ANZ creates new executive role focused on food, drink and agribusiness promotion between antipodean nations and China
Patrick Vizzone given international remit, as China’s buying power and influence on the global food market gains momentum
China’s increased influence in the global foodstuffs markets has prompted ANZ (Australia and New Zealand Banking Group) to created a new Hong Kong-based executive post to specifically serve both Australian and New Zealand firms selling to the Asian market, but also, increasingly, companies from China investing in the two antipodean nations.
Patrick Vizzone, its newly appointed international head of food, drink and agribusiness, says growth of demand in Asia and China in particular has already shaped it's home markets [of Australia and New Zealand], “but this is only the beginning”.
To be Hong Kong-based, Vizzone has an international remit but the impact of China on Australian and NZ food producers will be his priority.
Chinese firms have become increasingly interested in acquiring agribusiness companies in both nations with a view to selling their produce back to consumers in China, and Asia more broadly.
Investment in Australian agribusiness companies grew from A$375 million (US$287 million) in 2015, but surged to over A$1.2 billion in 2016, according to a joint University of Sydney and KPMG report.
“That 2016 result is a clear sign of flow-on effects from the China Australia Free Trade Agreement and its positive impact on raising the competitiveness of Australian agricultural products in the Chinese market,” the report said.
These investments include not only acquisitions by Chinese companies already operating in the agribusiness industry – for example Fuyuan an inner Mongolia-based dairy producer which bought a 79 per cent stake in Australian dairy firm Burra foods last year – but also non agribusiness firms such as Legend Holdings, the largest stakeholder in computer maker Lenovo, which bought Australian seafood maker Kallis Bros, also last year.

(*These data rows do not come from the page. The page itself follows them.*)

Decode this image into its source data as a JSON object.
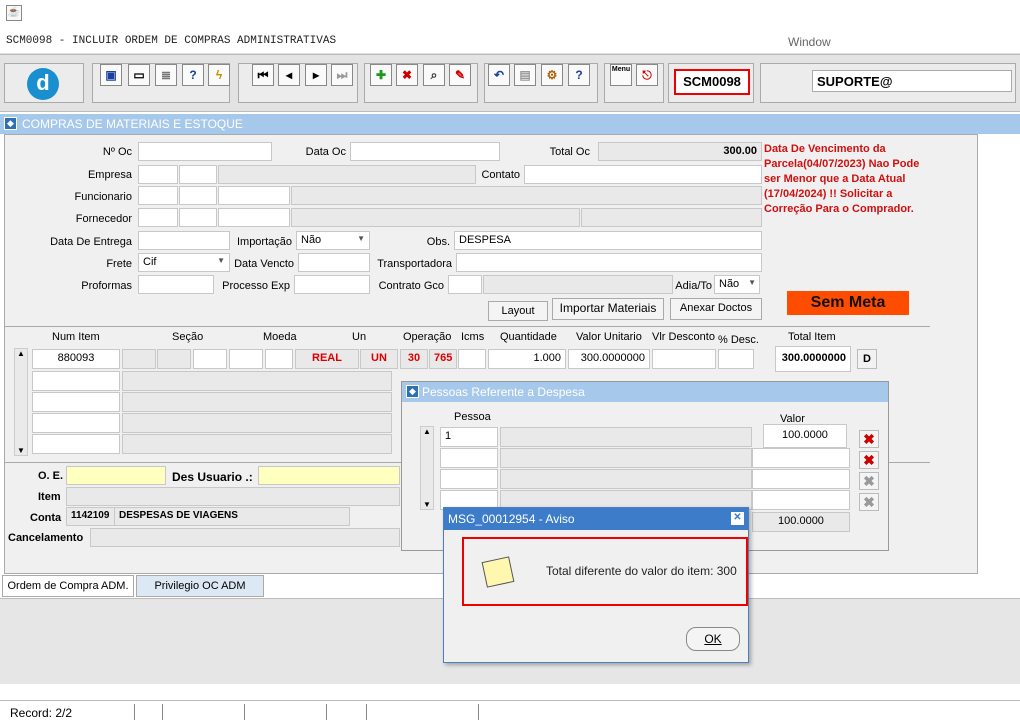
{
  "window": {
    "title": "SCM0098 - INCLUIR ORDEM DE COMPRAS ADMINISTRATIVAS",
    "menu_window": "Window"
  },
  "toolbar": {
    "module_code": "SCM0098",
    "user": "SUPORTE@",
    "menu_icon_label": "Menu"
  },
  "section": {
    "title": "COMPRAS DE MATERIAIS E ESTOQUE"
  },
  "form": {
    "labels": {
      "num_oc": "Nº Oc",
      "data_oc": "Data Oc",
      "total_oc": "Total Oc",
      "empresa": "Empresa",
      "contato": "Contato",
      "funcionario": "Funcionario",
      "fornecedor": "Fornecedor",
      "data_entrega": "Data De Entrega",
      "importacao": "Importação",
      "obs": "Obs.",
      "frete": "Frete",
      "data_vencto": "Data Vencto",
      "transportadora": "Transportadora",
      "proformas": "Proformas",
      "processo_exp": "Processo Exp",
      "contrato_gco": "Contrato Gco",
      "adia_to": "Adia/To"
    },
    "values": {
      "total_oc": "300.00",
      "importacao": "Não",
      "obs": "DESPESA",
      "frete": "Cif",
      "adia_to": "Não"
    },
    "error_message": "Data De Vencimento da Parcela(04/07/2023) Nao Pode ser Menor que a Data Atual (17/04/2024) !! Solicitar a Correção Para o Comprador.",
    "buttons": {
      "layout": "Layout",
      "importar": "Importar Materiais",
      "anexar": "Anexar Doctos",
      "sem_meta": "Sem Meta"
    }
  },
  "items_grid": {
    "headers": {
      "num_item": "Num Item",
      "secao": "Seção",
      "moeda": "Moeda",
      "un": "Un",
      "operacao": "Operação",
      "icms": "Icms",
      "quantidade": "Quantidade",
      "valor_unitario": "Valor Unitario",
      "vlr_desconto": "Vlr Desconto",
      "pct_desc": "% Desc.",
      "total_item": "Total Item"
    },
    "row": {
      "num_item": "880093",
      "moeda": "REAL",
      "un": "UN",
      "op1": "30",
      "op2": "765",
      "quantidade": "1.000",
      "valor_unitario": "300.0000000",
      "total_item": "300.0000000",
      "d_button": "D"
    }
  },
  "lower": {
    "oe_label": "O. E.",
    "des_usuario_label": "Des Usuario .:",
    "item_label": "Item",
    "conta_label": "Conta",
    "conta_code": "1142109",
    "conta_desc": "DESPESAS DE VIAGENS",
    "cancelamento_label": "Cancelamento"
  },
  "tabs": [
    "Ordem de Compra ADM.",
    "Privilegio OC ADM"
  ],
  "pessoas_dialog": {
    "title": "Pessoas Referente a Despesa",
    "col_pessoa": "Pessoa",
    "col_valor": "Valor",
    "row_pessoa": "1",
    "row_valor": "100.0000",
    "total": "100.0000"
  },
  "alert_dialog": {
    "title": "MSG_00012954 - Aviso",
    "message": "Total diferente do valor do item: 300",
    "ok": "OK"
  },
  "status": {
    "record": "Record: 2/2"
  }
}
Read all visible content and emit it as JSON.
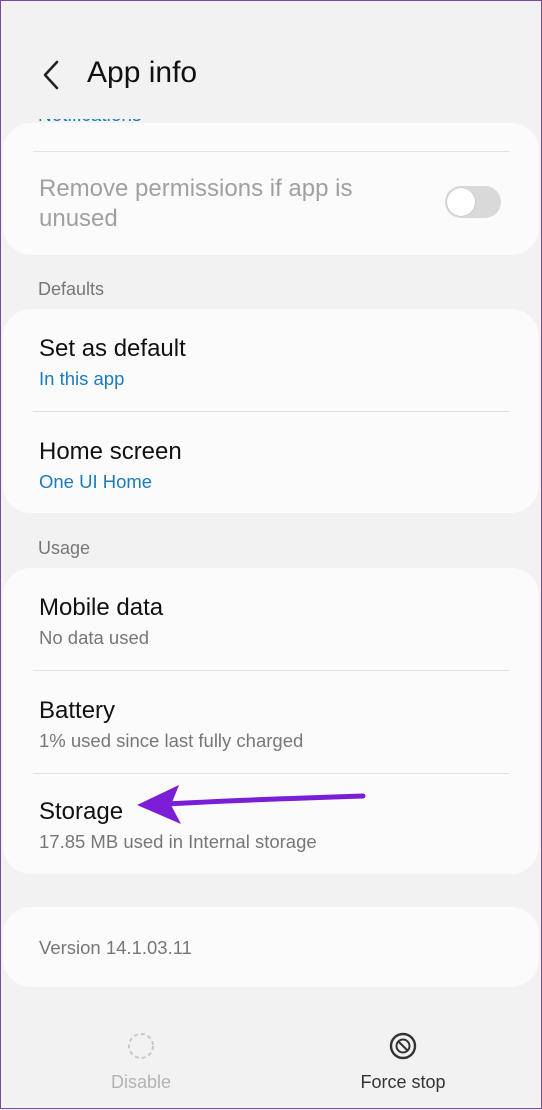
{
  "header": {
    "title": "App info",
    "peek_label": "Notifications"
  },
  "permissions_card": {
    "remove_permissions_label": "Remove permissions if app is unused",
    "toggle_state": "off"
  },
  "defaults": {
    "section_label": "Defaults",
    "set_as_default": {
      "title": "Set as default",
      "subtitle": "In this app"
    },
    "home_screen": {
      "title": "Home screen",
      "subtitle": "One UI Home"
    }
  },
  "usage": {
    "section_label": "Usage",
    "mobile_data": {
      "title": "Mobile data",
      "subtitle": "No data used"
    },
    "battery": {
      "title": "Battery",
      "subtitle": "1% used since last fully charged"
    },
    "storage": {
      "title": "Storage",
      "subtitle": "17.85 MB used in Internal storage"
    }
  },
  "version": {
    "label": "Version 14.1.03.11"
  },
  "bottom_bar": {
    "disable_label": "Disable",
    "force_stop_label": "Force stop"
  },
  "colors": {
    "accent_link": "#1b7bbf",
    "annotation_arrow": "#7b1fd6"
  }
}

Shanghai-based China’s Bright Food, meanwhile, acquired the New Zealand Dairy Company to boost the operations of Synlait Milk, a New Zealand company it acquired back in 2010.
However, Vizzone said that if regulations were refined further, the potential for greater investment in future could be massive.
If Australia were to strengthen its investment policy and make it more transparent, “it would pay huge dividends” for Canberra, he said.
“Knowing which sectors are open and which sectors may not be so open is a challenge for Chinese investors looking to invest in Australia,” he said.
The opacity of rules from the Chinese side has also hurt outbound investment in many other industry sectors, resulting in dropped first half export figures this year.
But investment in agribusiness was listed among the encouraged sectors by an National Development and Reform Commission (NDRC) policy document in August.
China is almost as important for Australian food producers, not owned by Chinese buyers.
The Middle Kingdom has overtaken the US as the key export destination for Australian wine, for example, amounting to A$607 million in 2017, a 44 per cent annual increase.
Chinese people consume 50 million metric tonnes of pork a year, five times the consumption of the US, but, in recent years, purchases of beef have been on the rise too – both important exports for Australia and New Zealand, particularly the latter.
Because of the sheer size of the market, even a relatively minor shift in habits in China can have a huge effect on global supply chains.
“Generally speaking, there is a reasonably good balance between supply and demand for commodities and foodstuffs around the world,” said Vizzone.
“However, China’s increasing buying power is so great, that it can create imbalances very quickly.”